İşte fiyat mekanizmasını bozmanın maliyeti budur. Bu iş uzun sürerse ya esnaf, market sektörden çekilir; ya da üreticiler üretimden vazgeçer. Her iki durumda da fiyatlar daha da yükselir. 2018 yılından itibaren piyasalara müdahaleler başladı, 2020 yılından itibaren ise fahiş fiyat konusunda yasal düzenlemeler yapıldı. Fakat enflasyon oranlarında en ufak bir iyileşme görülmediği gibi fiyatların daha da arttığını her gün gözlemliyoruz. Ülkemiz ekonomisinde son iki yıldır yaşananlar bu yazıda anlattıklarımın kanıtıdır.
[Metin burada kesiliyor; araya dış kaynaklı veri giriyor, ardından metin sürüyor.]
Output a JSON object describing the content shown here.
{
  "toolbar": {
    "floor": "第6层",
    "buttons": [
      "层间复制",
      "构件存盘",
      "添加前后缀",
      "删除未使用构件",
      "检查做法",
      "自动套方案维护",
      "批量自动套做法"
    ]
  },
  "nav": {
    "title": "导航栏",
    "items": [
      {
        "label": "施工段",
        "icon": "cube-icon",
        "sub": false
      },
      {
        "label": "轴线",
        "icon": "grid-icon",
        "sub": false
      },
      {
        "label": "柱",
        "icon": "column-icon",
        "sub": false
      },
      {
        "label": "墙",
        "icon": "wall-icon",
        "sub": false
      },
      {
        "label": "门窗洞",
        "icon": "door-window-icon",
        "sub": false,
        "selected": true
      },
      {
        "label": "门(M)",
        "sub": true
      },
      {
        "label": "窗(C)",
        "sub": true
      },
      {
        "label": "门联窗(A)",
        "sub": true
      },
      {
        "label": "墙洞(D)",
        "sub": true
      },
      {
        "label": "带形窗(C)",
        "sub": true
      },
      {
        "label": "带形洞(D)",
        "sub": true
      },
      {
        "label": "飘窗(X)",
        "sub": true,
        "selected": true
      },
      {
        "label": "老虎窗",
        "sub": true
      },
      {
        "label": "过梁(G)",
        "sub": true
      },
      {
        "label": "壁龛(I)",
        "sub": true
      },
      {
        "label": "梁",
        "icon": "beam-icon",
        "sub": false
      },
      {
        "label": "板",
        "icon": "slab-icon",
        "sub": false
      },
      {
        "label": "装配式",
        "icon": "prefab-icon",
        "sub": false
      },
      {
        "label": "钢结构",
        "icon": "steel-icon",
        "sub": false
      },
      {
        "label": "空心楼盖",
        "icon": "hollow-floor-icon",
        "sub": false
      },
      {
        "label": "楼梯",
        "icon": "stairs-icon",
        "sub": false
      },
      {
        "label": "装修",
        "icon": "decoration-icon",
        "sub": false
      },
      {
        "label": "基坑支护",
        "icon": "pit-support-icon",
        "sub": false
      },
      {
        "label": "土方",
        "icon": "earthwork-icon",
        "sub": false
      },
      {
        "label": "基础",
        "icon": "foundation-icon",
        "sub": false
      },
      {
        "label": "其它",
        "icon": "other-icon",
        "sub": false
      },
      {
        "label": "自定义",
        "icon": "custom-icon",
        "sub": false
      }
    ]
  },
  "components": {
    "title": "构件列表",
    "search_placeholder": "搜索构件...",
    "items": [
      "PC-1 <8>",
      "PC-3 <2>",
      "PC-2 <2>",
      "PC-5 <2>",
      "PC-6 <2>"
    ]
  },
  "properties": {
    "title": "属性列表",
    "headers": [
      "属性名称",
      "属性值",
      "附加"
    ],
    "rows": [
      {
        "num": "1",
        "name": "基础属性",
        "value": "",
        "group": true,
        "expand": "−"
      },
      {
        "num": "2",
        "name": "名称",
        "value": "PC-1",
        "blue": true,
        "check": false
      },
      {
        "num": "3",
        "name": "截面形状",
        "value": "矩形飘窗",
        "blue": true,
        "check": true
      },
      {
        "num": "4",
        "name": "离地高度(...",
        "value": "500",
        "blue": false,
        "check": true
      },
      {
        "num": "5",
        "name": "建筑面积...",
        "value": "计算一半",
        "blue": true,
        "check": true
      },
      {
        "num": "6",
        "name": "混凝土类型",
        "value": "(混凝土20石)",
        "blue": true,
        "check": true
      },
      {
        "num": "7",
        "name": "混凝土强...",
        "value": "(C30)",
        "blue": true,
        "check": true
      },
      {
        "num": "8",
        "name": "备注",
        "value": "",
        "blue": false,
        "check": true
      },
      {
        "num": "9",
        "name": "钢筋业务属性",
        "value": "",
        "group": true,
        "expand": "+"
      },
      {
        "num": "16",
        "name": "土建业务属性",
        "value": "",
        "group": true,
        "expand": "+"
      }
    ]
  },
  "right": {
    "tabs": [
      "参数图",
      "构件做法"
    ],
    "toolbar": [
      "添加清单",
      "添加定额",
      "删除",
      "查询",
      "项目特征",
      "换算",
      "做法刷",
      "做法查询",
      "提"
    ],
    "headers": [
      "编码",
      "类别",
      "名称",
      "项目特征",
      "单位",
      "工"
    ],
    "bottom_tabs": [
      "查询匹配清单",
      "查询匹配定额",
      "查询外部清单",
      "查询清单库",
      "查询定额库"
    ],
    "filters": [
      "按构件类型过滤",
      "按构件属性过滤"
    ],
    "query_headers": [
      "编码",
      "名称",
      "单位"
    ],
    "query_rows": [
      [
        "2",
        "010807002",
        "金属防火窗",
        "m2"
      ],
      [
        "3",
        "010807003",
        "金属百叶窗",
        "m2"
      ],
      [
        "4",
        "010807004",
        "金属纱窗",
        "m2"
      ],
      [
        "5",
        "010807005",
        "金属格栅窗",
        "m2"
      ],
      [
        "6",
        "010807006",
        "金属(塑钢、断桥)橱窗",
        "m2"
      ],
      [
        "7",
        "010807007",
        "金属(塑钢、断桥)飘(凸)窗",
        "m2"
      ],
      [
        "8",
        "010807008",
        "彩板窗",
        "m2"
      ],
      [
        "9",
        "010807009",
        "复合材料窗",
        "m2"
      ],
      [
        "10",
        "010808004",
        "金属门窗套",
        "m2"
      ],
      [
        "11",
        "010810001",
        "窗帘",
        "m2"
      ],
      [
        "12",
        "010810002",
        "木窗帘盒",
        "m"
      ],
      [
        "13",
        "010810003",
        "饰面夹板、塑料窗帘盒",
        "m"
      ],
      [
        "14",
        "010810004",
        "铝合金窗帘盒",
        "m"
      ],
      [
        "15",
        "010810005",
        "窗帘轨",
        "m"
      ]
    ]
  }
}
Demek ki piyasa muadili bir sistem oluşturmaya başladığımızda başımıza gelebilecek olanlar bugün yaşadıklarımızdır.
2021 Yılında Sonuç
Hukukun kuralları ihlal edilebilir. Fahiş fiyata toplamda 25,4 milyon lira ceza kesilmiş. Fakat ekonominin kuralları ihlâl edilemez. Bütün bunları söylüyorum çünkü kaliteli ve ucuz ürünlere ulaşmak istiyorum. Bunu sağlamanın yolu da açıkladığım üzere fiyat denetimleri değil, fiyat mekanizmasını hâkim kılmaktır.